[PATCH 11/13] powerpc: Add DTS file for the Motorola PrPMC2800 platform
Segher Boessenkool
segher at kernel.crashing.org
Sun May 13 10:21:31 EST 2007
>>>> + partition-names = "FW Image A\0FW Config Data\0Kernel
>>>> Image\0Filesystem\0FW Image B";
>>> dtc now supports the syntax:
>>> partition-names = "FW Image A", "FW Config Data", ...
>>> for multi-string properties to make this sort of thing less ugly.
>> Nice! Can you also concatenate different property
>> encodings that way? Like,
>> slot-names = <5>, "Slot A", "Slot C";
>> or something like that?
>> Segher
>
> Hi Segher,
>
> That doesn't make sense to me. It would be a bugger to understand the
> value of "slot-names" since <5> is a number and the rest are strings.

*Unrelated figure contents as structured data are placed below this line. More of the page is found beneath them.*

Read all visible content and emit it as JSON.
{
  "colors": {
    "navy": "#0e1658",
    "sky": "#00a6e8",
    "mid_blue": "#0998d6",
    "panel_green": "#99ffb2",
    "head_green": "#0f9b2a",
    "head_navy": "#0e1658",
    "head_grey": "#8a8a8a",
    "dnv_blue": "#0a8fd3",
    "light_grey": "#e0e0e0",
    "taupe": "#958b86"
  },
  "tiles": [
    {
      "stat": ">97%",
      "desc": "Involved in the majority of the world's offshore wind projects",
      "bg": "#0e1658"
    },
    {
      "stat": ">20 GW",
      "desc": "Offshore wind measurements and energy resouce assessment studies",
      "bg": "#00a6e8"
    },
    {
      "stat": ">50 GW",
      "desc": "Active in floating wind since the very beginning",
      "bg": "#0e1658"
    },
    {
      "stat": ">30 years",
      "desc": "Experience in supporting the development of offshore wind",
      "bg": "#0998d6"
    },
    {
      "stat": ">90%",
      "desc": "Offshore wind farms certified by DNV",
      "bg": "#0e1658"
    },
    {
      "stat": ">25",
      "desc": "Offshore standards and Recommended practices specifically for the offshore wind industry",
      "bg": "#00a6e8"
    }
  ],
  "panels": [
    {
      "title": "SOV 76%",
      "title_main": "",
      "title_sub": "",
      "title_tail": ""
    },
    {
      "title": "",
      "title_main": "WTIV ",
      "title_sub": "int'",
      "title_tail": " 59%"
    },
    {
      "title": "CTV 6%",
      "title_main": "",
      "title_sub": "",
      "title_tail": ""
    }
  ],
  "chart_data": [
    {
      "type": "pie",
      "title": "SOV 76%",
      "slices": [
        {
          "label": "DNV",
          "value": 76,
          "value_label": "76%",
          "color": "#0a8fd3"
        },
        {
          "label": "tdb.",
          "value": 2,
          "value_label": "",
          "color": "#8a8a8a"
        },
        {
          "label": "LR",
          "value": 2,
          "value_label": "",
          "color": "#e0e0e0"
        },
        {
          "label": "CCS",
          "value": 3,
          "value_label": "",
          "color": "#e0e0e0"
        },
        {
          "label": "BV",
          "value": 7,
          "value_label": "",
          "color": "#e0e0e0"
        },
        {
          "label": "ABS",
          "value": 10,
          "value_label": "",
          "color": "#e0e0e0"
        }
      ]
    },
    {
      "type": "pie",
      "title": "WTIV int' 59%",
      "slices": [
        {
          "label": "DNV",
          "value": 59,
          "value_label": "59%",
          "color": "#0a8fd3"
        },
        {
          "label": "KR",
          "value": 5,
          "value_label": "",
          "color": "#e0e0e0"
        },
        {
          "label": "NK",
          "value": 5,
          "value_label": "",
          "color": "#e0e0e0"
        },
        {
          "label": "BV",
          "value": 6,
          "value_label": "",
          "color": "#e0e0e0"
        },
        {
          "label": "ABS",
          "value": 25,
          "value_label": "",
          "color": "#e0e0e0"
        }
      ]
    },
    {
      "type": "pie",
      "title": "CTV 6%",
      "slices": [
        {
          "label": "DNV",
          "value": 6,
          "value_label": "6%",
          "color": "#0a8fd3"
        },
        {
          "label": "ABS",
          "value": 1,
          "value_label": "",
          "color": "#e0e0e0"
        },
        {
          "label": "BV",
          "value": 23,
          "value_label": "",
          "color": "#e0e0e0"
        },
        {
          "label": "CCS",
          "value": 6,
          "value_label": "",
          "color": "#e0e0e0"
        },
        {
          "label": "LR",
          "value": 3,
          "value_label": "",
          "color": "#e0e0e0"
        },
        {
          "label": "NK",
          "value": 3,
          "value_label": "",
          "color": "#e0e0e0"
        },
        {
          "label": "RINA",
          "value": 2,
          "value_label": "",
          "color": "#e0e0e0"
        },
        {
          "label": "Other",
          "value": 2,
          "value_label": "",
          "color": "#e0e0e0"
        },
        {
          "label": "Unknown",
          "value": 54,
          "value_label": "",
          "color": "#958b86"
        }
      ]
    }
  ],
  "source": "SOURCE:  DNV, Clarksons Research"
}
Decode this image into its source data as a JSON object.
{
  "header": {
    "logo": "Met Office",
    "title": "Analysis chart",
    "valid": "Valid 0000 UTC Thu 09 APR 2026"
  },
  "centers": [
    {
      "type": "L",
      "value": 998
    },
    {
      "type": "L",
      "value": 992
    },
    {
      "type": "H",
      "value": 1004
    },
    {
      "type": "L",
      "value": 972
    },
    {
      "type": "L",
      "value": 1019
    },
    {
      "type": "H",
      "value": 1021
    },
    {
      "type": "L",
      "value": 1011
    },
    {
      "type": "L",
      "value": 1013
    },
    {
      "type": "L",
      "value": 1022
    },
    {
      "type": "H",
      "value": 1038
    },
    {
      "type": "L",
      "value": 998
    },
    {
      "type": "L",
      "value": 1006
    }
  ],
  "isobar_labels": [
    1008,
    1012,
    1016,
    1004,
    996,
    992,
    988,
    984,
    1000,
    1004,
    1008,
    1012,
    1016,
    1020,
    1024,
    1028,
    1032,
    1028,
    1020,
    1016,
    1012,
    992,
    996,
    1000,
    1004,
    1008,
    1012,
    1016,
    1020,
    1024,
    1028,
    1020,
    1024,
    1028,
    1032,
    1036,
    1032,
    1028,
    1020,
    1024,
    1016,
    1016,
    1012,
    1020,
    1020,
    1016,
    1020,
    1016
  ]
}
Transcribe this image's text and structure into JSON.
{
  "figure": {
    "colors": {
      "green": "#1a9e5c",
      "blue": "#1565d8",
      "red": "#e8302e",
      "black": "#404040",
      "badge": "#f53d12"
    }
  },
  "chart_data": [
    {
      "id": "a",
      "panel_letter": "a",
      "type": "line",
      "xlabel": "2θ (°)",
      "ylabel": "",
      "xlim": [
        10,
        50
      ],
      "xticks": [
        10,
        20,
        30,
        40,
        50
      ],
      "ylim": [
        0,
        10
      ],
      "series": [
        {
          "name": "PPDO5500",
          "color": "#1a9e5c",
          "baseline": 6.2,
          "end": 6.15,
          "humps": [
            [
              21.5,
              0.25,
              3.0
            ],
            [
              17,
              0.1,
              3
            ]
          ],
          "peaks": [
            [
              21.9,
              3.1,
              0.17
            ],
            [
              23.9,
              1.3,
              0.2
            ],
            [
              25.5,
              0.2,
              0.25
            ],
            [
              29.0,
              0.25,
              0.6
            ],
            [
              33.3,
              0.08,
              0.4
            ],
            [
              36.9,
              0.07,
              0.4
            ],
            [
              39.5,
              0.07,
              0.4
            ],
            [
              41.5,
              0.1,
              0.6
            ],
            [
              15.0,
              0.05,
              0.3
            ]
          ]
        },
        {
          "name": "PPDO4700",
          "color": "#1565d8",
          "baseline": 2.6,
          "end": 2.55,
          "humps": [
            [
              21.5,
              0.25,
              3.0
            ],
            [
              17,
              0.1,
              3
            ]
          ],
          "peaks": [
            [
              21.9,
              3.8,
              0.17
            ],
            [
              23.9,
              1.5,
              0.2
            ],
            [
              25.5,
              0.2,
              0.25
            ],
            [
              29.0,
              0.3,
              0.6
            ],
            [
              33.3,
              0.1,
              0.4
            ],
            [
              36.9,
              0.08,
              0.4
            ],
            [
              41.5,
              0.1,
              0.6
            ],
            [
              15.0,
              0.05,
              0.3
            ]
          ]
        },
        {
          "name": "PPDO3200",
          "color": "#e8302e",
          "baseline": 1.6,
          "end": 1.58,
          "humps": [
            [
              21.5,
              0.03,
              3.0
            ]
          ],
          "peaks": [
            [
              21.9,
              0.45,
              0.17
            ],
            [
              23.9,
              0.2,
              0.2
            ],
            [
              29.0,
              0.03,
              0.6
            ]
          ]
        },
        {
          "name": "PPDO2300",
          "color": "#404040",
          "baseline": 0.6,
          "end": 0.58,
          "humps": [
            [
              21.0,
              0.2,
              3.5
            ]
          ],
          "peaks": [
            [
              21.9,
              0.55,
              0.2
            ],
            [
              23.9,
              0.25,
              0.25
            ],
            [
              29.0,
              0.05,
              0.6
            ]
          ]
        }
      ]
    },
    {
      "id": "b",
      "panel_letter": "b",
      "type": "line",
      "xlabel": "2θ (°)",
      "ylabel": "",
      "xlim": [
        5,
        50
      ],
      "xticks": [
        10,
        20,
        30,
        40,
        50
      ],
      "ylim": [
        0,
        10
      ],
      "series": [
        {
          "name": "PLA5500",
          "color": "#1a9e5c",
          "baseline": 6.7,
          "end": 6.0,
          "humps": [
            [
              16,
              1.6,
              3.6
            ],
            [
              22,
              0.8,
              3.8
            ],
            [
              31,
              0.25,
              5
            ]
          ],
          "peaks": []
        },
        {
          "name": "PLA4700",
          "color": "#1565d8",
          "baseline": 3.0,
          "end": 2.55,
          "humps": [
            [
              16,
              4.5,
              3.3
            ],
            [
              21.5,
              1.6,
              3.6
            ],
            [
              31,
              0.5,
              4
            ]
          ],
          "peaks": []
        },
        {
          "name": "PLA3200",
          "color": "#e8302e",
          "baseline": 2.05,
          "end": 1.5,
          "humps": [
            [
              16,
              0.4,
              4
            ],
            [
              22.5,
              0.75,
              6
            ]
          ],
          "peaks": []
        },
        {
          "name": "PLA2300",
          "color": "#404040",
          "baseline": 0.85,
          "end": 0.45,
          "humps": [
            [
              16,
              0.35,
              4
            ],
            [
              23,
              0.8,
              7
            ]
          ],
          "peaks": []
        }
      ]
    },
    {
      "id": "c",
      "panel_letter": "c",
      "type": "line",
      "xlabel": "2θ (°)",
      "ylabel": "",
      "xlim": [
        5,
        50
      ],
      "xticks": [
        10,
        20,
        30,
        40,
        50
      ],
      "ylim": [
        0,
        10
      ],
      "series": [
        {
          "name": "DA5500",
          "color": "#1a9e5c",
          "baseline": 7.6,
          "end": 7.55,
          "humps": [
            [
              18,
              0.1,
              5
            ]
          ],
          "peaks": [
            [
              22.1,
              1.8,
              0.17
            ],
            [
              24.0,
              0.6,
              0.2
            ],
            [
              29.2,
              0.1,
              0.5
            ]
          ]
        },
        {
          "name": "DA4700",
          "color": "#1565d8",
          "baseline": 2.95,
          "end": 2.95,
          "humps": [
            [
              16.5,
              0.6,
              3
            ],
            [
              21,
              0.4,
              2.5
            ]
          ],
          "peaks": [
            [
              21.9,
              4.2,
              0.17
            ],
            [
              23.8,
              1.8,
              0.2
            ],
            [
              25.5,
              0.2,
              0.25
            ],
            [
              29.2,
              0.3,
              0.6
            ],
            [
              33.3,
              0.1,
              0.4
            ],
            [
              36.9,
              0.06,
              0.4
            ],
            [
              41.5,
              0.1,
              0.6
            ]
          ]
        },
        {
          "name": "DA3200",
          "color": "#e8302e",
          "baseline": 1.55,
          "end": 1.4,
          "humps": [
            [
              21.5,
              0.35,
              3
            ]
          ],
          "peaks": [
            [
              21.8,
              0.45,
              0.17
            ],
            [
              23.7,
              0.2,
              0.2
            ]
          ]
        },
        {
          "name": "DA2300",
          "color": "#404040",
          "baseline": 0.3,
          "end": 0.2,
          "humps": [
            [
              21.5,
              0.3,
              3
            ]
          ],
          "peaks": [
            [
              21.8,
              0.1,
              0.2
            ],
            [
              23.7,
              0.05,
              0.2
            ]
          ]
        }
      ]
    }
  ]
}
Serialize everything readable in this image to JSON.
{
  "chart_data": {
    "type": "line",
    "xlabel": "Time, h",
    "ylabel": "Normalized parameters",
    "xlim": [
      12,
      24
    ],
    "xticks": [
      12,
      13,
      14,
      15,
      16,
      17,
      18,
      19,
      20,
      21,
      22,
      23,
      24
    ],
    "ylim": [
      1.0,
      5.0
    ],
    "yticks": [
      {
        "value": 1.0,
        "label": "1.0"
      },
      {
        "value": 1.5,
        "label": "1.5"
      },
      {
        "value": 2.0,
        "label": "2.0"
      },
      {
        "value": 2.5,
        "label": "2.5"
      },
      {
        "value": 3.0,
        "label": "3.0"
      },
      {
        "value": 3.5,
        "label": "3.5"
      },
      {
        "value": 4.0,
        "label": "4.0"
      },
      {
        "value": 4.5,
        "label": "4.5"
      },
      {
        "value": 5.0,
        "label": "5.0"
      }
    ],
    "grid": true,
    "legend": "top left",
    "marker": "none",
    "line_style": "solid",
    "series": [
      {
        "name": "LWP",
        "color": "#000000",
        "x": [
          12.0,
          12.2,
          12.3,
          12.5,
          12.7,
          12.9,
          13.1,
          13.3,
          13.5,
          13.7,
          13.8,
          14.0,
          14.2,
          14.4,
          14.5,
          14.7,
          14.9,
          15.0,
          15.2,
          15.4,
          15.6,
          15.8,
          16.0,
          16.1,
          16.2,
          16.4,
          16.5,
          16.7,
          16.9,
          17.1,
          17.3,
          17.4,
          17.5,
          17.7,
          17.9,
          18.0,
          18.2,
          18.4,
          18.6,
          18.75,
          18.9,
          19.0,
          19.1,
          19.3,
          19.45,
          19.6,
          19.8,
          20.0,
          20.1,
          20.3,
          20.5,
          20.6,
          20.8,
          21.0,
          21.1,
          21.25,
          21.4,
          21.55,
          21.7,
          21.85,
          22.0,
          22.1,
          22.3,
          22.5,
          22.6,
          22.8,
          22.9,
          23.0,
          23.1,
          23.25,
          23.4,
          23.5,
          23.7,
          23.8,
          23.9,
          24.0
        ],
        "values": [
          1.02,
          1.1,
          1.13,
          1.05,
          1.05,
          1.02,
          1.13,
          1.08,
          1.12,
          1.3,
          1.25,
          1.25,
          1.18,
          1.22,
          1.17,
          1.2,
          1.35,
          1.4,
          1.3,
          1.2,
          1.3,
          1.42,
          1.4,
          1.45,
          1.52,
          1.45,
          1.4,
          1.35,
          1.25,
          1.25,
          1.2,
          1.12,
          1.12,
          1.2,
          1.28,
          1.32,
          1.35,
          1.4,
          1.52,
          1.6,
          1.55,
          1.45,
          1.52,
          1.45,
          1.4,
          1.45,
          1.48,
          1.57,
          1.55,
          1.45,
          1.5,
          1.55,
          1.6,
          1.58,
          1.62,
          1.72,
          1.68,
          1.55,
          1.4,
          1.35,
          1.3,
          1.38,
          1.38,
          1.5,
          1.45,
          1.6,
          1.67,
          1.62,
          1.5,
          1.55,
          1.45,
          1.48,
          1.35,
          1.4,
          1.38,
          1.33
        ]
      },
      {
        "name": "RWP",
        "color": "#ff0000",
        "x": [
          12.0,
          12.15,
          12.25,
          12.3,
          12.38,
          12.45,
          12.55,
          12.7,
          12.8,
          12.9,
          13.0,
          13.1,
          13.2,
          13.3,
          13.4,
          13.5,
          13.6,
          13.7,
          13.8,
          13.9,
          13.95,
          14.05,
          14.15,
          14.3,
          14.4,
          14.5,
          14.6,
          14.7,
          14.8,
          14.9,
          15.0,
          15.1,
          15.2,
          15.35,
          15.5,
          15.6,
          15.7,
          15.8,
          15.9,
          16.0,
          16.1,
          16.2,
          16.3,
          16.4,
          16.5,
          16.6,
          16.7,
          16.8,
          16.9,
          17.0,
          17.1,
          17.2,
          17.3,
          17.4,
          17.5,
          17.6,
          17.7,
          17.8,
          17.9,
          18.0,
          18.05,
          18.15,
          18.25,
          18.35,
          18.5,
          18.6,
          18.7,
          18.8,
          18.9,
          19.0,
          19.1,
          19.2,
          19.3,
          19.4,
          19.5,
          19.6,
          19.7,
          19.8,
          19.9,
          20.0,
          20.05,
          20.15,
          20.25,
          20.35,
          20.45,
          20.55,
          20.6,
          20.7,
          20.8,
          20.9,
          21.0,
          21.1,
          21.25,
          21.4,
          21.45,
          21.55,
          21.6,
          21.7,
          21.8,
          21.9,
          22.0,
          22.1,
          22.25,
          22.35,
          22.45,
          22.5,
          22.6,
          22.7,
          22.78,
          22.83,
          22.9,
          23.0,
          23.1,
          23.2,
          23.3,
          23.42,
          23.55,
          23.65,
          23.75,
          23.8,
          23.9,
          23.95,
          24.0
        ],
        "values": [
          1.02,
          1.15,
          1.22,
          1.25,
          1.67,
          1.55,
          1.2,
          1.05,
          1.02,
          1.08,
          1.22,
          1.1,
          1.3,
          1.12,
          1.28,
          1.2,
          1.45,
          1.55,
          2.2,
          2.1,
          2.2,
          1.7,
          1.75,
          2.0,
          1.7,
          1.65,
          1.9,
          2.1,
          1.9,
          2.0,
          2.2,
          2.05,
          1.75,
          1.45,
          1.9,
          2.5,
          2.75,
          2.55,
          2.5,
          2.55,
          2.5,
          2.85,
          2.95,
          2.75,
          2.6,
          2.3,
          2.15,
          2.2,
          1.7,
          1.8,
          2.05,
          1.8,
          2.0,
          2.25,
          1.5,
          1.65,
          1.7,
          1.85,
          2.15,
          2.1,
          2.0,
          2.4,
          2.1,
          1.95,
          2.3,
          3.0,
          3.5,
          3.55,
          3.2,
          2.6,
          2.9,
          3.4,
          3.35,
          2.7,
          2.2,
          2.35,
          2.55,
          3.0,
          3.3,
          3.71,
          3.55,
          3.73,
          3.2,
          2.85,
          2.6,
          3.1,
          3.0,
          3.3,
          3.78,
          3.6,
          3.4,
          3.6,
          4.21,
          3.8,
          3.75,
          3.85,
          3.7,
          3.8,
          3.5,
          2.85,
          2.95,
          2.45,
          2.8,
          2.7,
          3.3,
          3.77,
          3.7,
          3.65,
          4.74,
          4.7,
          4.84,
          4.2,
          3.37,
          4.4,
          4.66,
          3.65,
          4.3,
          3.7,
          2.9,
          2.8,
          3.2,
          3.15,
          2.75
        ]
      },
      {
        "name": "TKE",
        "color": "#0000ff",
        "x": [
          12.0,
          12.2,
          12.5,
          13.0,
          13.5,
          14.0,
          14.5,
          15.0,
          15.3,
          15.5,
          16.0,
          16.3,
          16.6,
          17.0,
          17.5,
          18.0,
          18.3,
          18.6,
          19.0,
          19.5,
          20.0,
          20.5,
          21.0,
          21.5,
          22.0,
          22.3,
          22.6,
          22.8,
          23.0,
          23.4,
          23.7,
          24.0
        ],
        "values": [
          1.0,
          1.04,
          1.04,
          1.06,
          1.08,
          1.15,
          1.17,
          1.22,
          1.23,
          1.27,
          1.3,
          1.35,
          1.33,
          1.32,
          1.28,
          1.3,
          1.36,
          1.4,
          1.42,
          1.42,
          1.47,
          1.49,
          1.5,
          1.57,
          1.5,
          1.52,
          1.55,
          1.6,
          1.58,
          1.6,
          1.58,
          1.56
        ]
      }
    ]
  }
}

> How do you know it is a number? How do you know how big it is?
You know that since it is how that particular property is
defined: it is one integer (i.e., 32-bit big-endian),
followed by a string (zero-terminated) for each set bit
in the integer.
A property is always just an array of bytes; its meaning
is determined by what property in what node this is.
Nowhere in a property is is encoded that some parts are
integers, some parts are strings, some parts are just
blobs.
> If <5> is a single byte, it will look like "\05Slot A\0Slot C" (ASCII
> <ENQ> as the first character of two concatenated strings). If it is a
> 4 or 8 byte integer, it will have preceding "nulls" (big endian) which
> would be even worse.
Not bad at all -- it is trivial to decode _if_ you know
how it is encoded. You cannot tell by looking at the
property data only. What is [44 54 53 00] -- just some
bytes, or the integer 0x44545300, or the string "DTS"?
You cannot tell.
> It seems to me that it would be much better as
> slot-names = "5", "Slot A", "Slot C";
> and do an atoi() conversion if you detect it is or expect it to be
> numeric.
Hey, I know! We could redefine OF to use XML instead!